Ardern focussed on assuring the ruling elite that Labour’s policies are fiscally responsible and “fully costed.” Her most animated remarks came when she criticised National’s “dishonest” attacks on Labour’s tax proposals, which have included claims of seven new taxes, including on capital gains and water.
Ardern has ruled out any increase in tax to tackle severe social problems. Labour would set up a working party of “experts” to investigate a “fairer” tax system, she claimed, but any suggested changes would not be implemented until after 2020.
There is a discernible shift to the left among broad layers of the working class and youth, who are searching for an alternative to deepening inequality, child poverty and the housing crisis, for which all the parties carry responsibility.
To direct this into safe parliamentary channels, the corporate media, along with the trade unions and pseudo-left groups, have whipped up a wave of “Jacindamania,” featuring false claims that Labour will address the social crisis. Ardern’s elevation to Labour’s leadership was a desperate manoeuvre to stave off electoral disaster, not just for Labour, but for the increasingly discredited parliamentary system. A million voters abstained in both the 2011 and 2014 elections.
Labour and the Greens have stuck to their commitment to “budget responsibility rules” which mean reining in public debt and returning fiscal surpluses. Neither party has put forward any policies that will significantly reverse the social disaster of the past three decades.

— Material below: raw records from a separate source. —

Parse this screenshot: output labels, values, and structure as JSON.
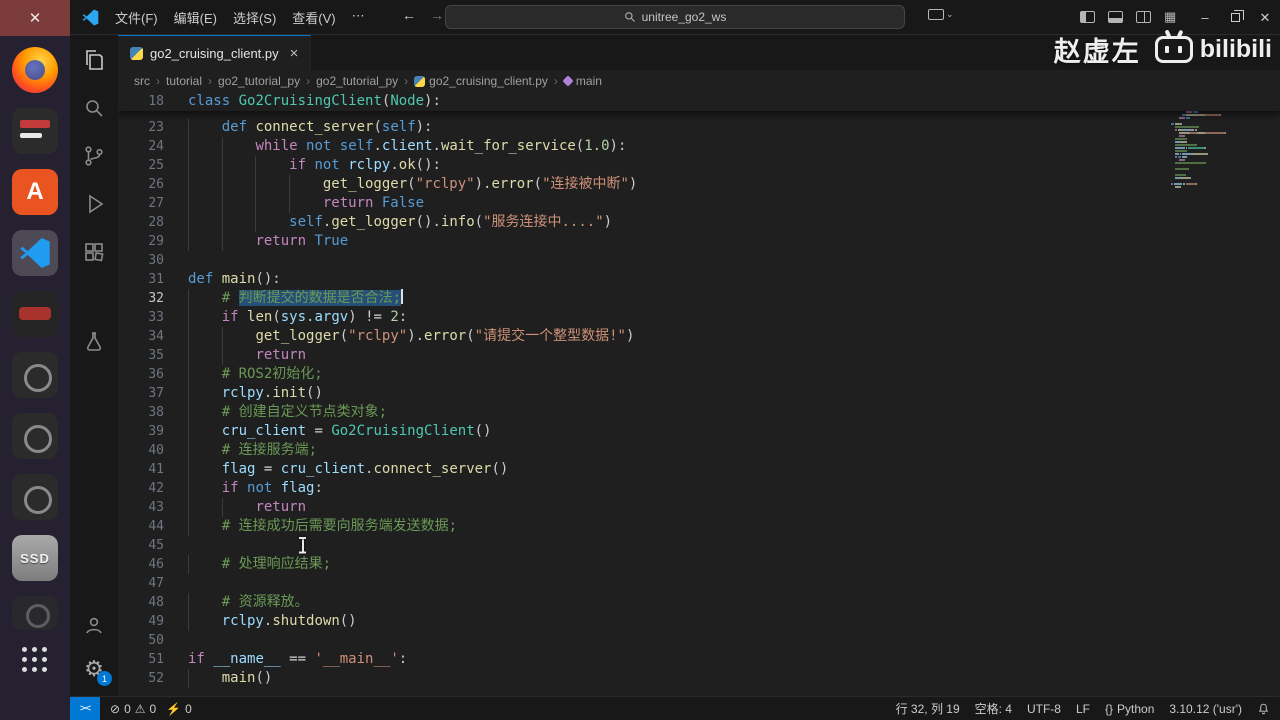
{
  "titlebar": {
    "menus": [
      "文件(F)",
      "编辑(E)",
      "选择(S)",
      "查看(V)",
      "⋯"
    ],
    "search_value": "unitree_go2_ws"
  },
  "tab": {
    "title": "go2_cruising_client.py"
  },
  "breadcrumbs": [
    "src",
    "tutorial",
    "go2_tutorial_py",
    "go2_tutorial_py",
    "go2_cruising_client.py",
    "main"
  ],
  "activitybar": {
    "settings_badge": "1"
  },
  "dock": {
    "ssd_label": "SSD"
  },
  "watermark": {
    "author": "赵虚左",
    "brand": "bilibili"
  },
  "statusbar": {
    "remote": "><",
    "errors": "0",
    "warnings": "0",
    "ports": "0",
    "cursor": "行 32, 列 19",
    "indent": "空格: 4",
    "encoding": "UTF-8",
    "eol": "LF",
    "lang_icon": "{}",
    "language": "Python",
    "interpreter": "3.10.12 ('usr')"
  },
  "editor": {
    "token_colors": {
      "kw": "#569cd6",
      "ctrl": "#c586c0",
      "cls": "#4ec9b0",
      "fn": "#dcdcaa",
      "str": "#ce9178",
      "com": "#6a9955",
      "num": "#b5cea8",
      "var": "#9cdcfe",
      "op": "#d4d4d4",
      "txt": "#cccccc",
      "self": "#569cd6",
      "sel": "#6a9955"
    },
    "lines": [
      {
        "n": 18,
        "sticky": true,
        "t": [
          [
            "kw",
            "class"
          ],
          [
            "txt",
            " "
          ],
          [
            "cls",
            "Go2CruisingClient"
          ],
          [
            "txt",
            "("
          ],
          [
            "cls",
            "Node"
          ],
          [
            "txt",
            "):"
          ]
        ]
      },
      {
        "n": 23,
        "t": [
          [
            "txt",
            "    "
          ],
          [
            "kw",
            "def"
          ],
          [
            "txt",
            " "
          ],
          [
            "fn",
            "connect_server"
          ],
          [
            "txt",
            "("
          ],
          [
            "self",
            "self"
          ],
          [
            "txt",
            "):"
          ]
        ]
      },
      {
        "n": 24,
        "t": [
          [
            "txt",
            "        "
          ],
          [
            "ctrl",
            "while"
          ],
          [
            "txt",
            " "
          ],
          [
            "kw",
            "not"
          ],
          [
            "txt",
            " "
          ],
          [
            "self",
            "self"
          ],
          [
            "txt",
            "."
          ],
          [
            "var",
            "client"
          ],
          [
            "txt",
            "."
          ],
          [
            "fn",
            "wait_for_service"
          ],
          [
            "txt",
            "("
          ],
          [
            "num",
            "1.0"
          ],
          [
            "txt",
            "):"
          ]
        ]
      },
      {
        "n": 25,
        "t": [
          [
            "txt",
            "            "
          ],
          [
            "ctrl",
            "if"
          ],
          [
            "txt",
            " "
          ],
          [
            "kw",
            "not"
          ],
          [
            "txt",
            " "
          ],
          [
            "var",
            "rclpy"
          ],
          [
            "txt",
            "."
          ],
          [
            "fn",
            "ok"
          ],
          [
            "txt",
            "():"
          ]
        ]
      },
      {
        "n": 26,
        "t": [
          [
            "txt",
            "                "
          ],
          [
            "fn",
            "get_logger"
          ],
          [
            "txt",
            "("
          ],
          [
            "str",
            "\"rclpy\""
          ],
          [
            "txt",
            ")."
          ],
          [
            "fn",
            "error"
          ],
          [
            "txt",
            "("
          ],
          [
            "str",
            "\"连接被中断\""
          ],
          [
            "txt",
            ")"
          ]
        ]
      },
      {
        "n": 27,
        "t": [
          [
            "txt",
            "                "
          ],
          [
            "ctrl",
            "return"
          ],
          [
            "txt",
            " "
          ],
          [
            "kw",
            "False"
          ]
        ]
      },
      {
        "n": 28,
        "t": [
          [
            "txt",
            "            "
          ],
          [
            "self",
            "self"
          ],
          [
            "txt",
            "."
          ],
          [
            "fn",
            "get_logger"
          ],
          [
            "txt",
            "()."
          ],
          [
            "fn",
            "info"
          ],
          [
            "txt",
            "("
          ],
          [
            "str",
            "\"服务连接中....\""
          ],
          [
            "txt",
            ")"
          ]
        ]
      },
      {
        "n": 29,
        "t": [
          [
            "txt",
            "        "
          ],
          [
            "ctrl",
            "return"
          ],
          [
            "txt",
            " "
          ],
          [
            "kw",
            "True"
          ]
        ]
      },
      {
        "n": 30,
        "t": []
      },
      {
        "n": 31,
        "t": [
          [
            "kw",
            "def"
          ],
          [
            "txt",
            " "
          ],
          [
            "fn",
            "main"
          ],
          [
            "txt",
            "():"
          ]
        ]
      },
      {
        "n": 32,
        "current": true,
        "t": [
          [
            "txt",
            "    "
          ],
          [
            "com",
            "# "
          ],
          [
            "sel",
            "判断提交的数据是否合法;"
          ],
          [
            "caret",
            ""
          ]
        ]
      },
      {
        "n": 33,
        "t": [
          [
            "txt",
            "    "
          ],
          [
            "ctrl",
            "if"
          ],
          [
            "txt",
            " "
          ],
          [
            "fn",
            "len"
          ],
          [
            "txt",
            "("
          ],
          [
            "var",
            "sys"
          ],
          [
            "txt",
            "."
          ],
          [
            "var",
            "argv"
          ],
          [
            "txt",
            ") "
          ],
          [
            "op",
            "!="
          ],
          [
            "txt",
            " "
          ],
          [
            "num",
            "2"
          ],
          [
            "txt",
            ":"
          ]
        ]
      },
      {
        "n": 34,
        "t": [
          [
            "txt",
            "        "
          ],
          [
            "fn",
            "get_logger"
          ],
          [
            "txt",
            "("
          ],
          [
            "str",
            "\"rclpy\""
          ],
          [
            "txt",
            ")."
          ],
          [
            "fn",
            "error"
          ],
          [
            "txt",
            "("
          ],
          [
            "str",
            "\"请提交一个整型数据!\""
          ],
          [
            "txt",
            ")"
          ]
        ]
      },
      {
        "n": 35,
        "t": [
          [
            "txt",
            "        "
          ],
          [
            "ctrl",
            "return"
          ]
        ]
      },
      {
        "n": 36,
        "t": [
          [
            "txt",
            "    "
          ],
          [
            "com",
            "# ROS2初始化;"
          ]
        ]
      },
      {
        "n": 37,
        "t": [
          [
            "txt",
            "    "
          ],
          [
            "var",
            "rclpy"
          ],
          [
            "txt",
            "."
          ],
          [
            "fn",
            "init"
          ],
          [
            "txt",
            "()"
          ]
        ]
      },
      {
        "n": 38,
        "t": [
          [
            "txt",
            "    "
          ],
          [
            "com",
            "# 创建自定义节点类对象;"
          ]
        ]
      },
      {
        "n": 39,
        "t": [
          [
            "txt",
            "    "
          ],
          [
            "var",
            "cru_client"
          ],
          [
            "txt",
            " "
          ],
          [
            "op",
            "="
          ],
          [
            "txt",
            " "
          ],
          [
            "cls",
            "Go2CruisingClient"
          ],
          [
            "txt",
            "()"
          ]
        ]
      },
      {
        "n": 40,
        "t": [
          [
            "txt",
            "    "
          ],
          [
            "com",
            "# 连接服务端;"
          ]
        ]
      },
      {
        "n": 41,
        "t": [
          [
            "txt",
            "    "
          ],
          [
            "var",
            "flag"
          ],
          [
            "txt",
            " "
          ],
          [
            "op",
            "="
          ],
          [
            "txt",
            " "
          ],
          [
            "var",
            "cru_client"
          ],
          [
            "txt",
            "."
          ],
          [
            "fn",
            "connect_server"
          ],
          [
            "txt",
            "()"
          ]
        ]
      },
      {
        "n": 42,
        "t": [
          [
            "txt",
            "    "
          ],
          [
            "ctrl",
            "if"
          ],
          [
            "txt",
            " "
          ],
          [
            "kw",
            "not"
          ],
          [
            "txt",
            " "
          ],
          [
            "var",
            "flag"
          ],
          [
            "txt",
            ":"
          ]
        ]
      },
      {
        "n": 43,
        "t": [
          [
            "txt",
            "        "
          ],
          [
            "ctrl",
            "return"
          ]
        ]
      },
      {
        "n": 44,
        "t": [
          [
            "txt",
            "    "
          ],
          [
            "com",
            "# 连接成功后需要向服务端发送数据;"
          ]
        ]
      },
      {
        "n": 45,
        "t": []
      },
      {
        "n": 46,
        "t": [
          [
            "txt",
            "    "
          ],
          [
            "com",
            "# 处理响应结果;"
          ]
        ]
      },
      {
        "n": 47,
        "t": []
      },
      {
        "n": 48,
        "t": [
          [
            "txt",
            "    "
          ],
          [
            "com",
            "# 资源释放。"
          ]
        ]
      },
      {
        "n": 49,
        "t": [
          [
            "txt",
            "    "
          ],
          [
            "var",
            "rclpy"
          ],
          [
            "txt",
            "."
          ],
          [
            "fn",
            "shutdown"
          ],
          [
            "txt",
            "()"
          ]
        ]
      },
      {
        "n": 50,
        "t": []
      },
      {
        "n": 51,
        "t": [
          [
            "ctrl",
            "if"
          ],
          [
            "txt",
            " "
          ],
          [
            "var",
            "__name__"
          ],
          [
            "txt",
            " "
          ],
          [
            "op",
            "=="
          ],
          [
            "txt",
            " "
          ],
          [
            "str",
            "'__main__'"
          ],
          [
            "txt",
            ":"
          ]
        ]
      },
      {
        "n": 52,
        "t": [
          [
            "txt",
            "    "
          ],
          [
            "fn",
            "main"
          ],
          [
            "txt",
            "()"
          ]
        ]
      }
    ]
  }
}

All Labour’s proposals are fundamentally deceptive. Its pitch to young people to provide three years’ “free” tertiary education is merely an “aspiration,” that would be implemented only after two more elections, making the promise worthless.
On Thursday, Ardern promoted Labour’s reactionary changes to industrial legislation, which would allow the trade unions to negotiate “fair wage agreements” across selected industries. While details of the policy are unclear, Ardern told Radio NZ it would help the unions work “collaboratively” with employers and the government to impose wages and conditions acceptable to big business. She stressed that her government, with the agreement of the unions, would “legislate” to remove the right to strike during these negotiations.
The Green Party and commentators on the trade union-funded Daily Blog have appealed to “progressive” voters to ensure the Greens reach the 5 percent threshold to maintain a presence in parliament.
In fact, like their international counterparts, the Greens are a capitalist party representing “environmental” businesses and oriented toward affluent sections of the upper middle class. Ardern was instrumental in a right-wing campaign to force former Greens leader Metiria Turei to resign over allegations she committed “benefit fraud” as a solo mother 20 years previously.
In Wednesday’s debate, Ardern said the Greens would get Labour’s “first call” in forming a coalition, but refused to discuss which Greens policies would be considered. She said any “conversation” would not imply a “stitched-up deal,” leaving open the option of a deal with NZ First.
Key business leaders, anxious to suppress popular anger, have signalled they would be “comfortable” with a Labour-Green government. Mainfreight chief Don Braid told the New Zealand Herald on September 4 there is growing frustration with National. “I think they’ve [National] stopped listening to us. And I think they think they know better than us,” Braid said. He heaped praise on Ardern, describing her as “visionary.” SkyCity casino chairman Rob Campbell said “fear” of a Labour-Green government in the business community was “well gone.”